So, Pride and Popularity is one of those various adaptations of a beloved classic. Yet I honestly thought, before I read it, that it was just going to be one of those YA books that are paying homage to P&P and would be boring and predictable. So, although I like to read them, I still have reservations.

I was surprised.

It was fast-paced but it was written just so that it won't feel like the story was hurried. It allowed the chance for characters to grow and stand in their own stories. Also, I would like to point out that even if the original characters were incarnated in one way or another, except for some characters, they and their stories were not in the same places and their roles were altered a little bit. And I liked that because it was refreshing. 

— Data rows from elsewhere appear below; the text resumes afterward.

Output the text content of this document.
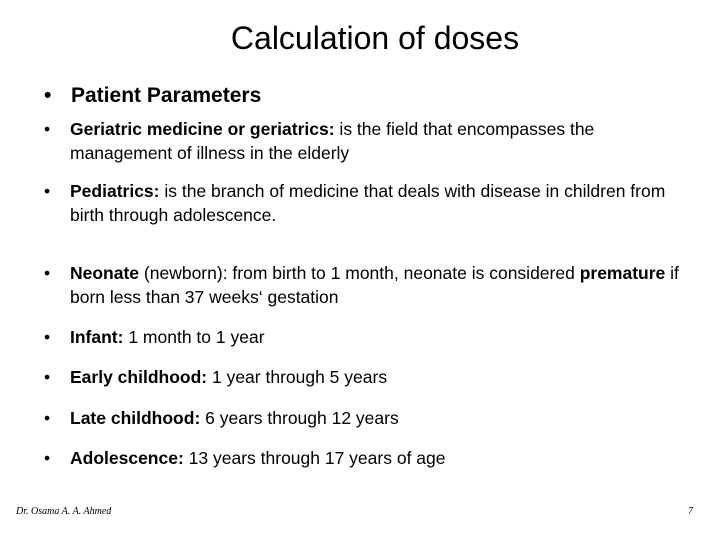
Calculation of doses
• Patient Parameters
• Geriatric medicine or geriatrics: is the field that encompasses the management of illness in the elderly
• Pediatrics: is the branch of medicine that deals with disease in children from birth through adolescence.
• Neonate (newborn): from birth to 1 month, neonate is considered premature if born less than 37 weeks‘ gestation
• Infant: 1 month to 1 year
• Early childhood: 1 year through 5 years
• Late childhood: 6 years through 12 years
• Adolescence: 13 years through 17 years of age
Dr. Osama A. A. Ahmed	7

For example, even though the Mr. Darcy here was an ideal person if you really get to know him, he was not the saint I thought he would be. He was a player for crying out loud. Of course, Elizabeth would scare you to death with her temper and her prejudice is really 20x more than the original's. Thank God, there were no typical Lydias or Kittys here or I would just have been irritated and annoyed. Chloe's two sisters were just normal and she got along with them well. But don't think that one of them was Jane. In addition, I also liked the fact that Mr. Wickham's character was never involved either with Chloe's sister (though it really came close - you got to love an irate older sister who would defend you from online stalkers) not with Taylor's sister (who was so sweet and any involvement with Blake aka Mr. Wickham would seriously gross me out).

All in all, I loved this book. Thank God my mind urged me to read it ever since I saw it (my mind was nagging me in-between meals, during class, when I was trying to research, etc.) and what do you know, I couldn't put it down (and seriously cut down my time making my paper).


P.S.
I'm pleased to know that the sequel, Northanger Alibi, would also revolve around some of the characters from the first book.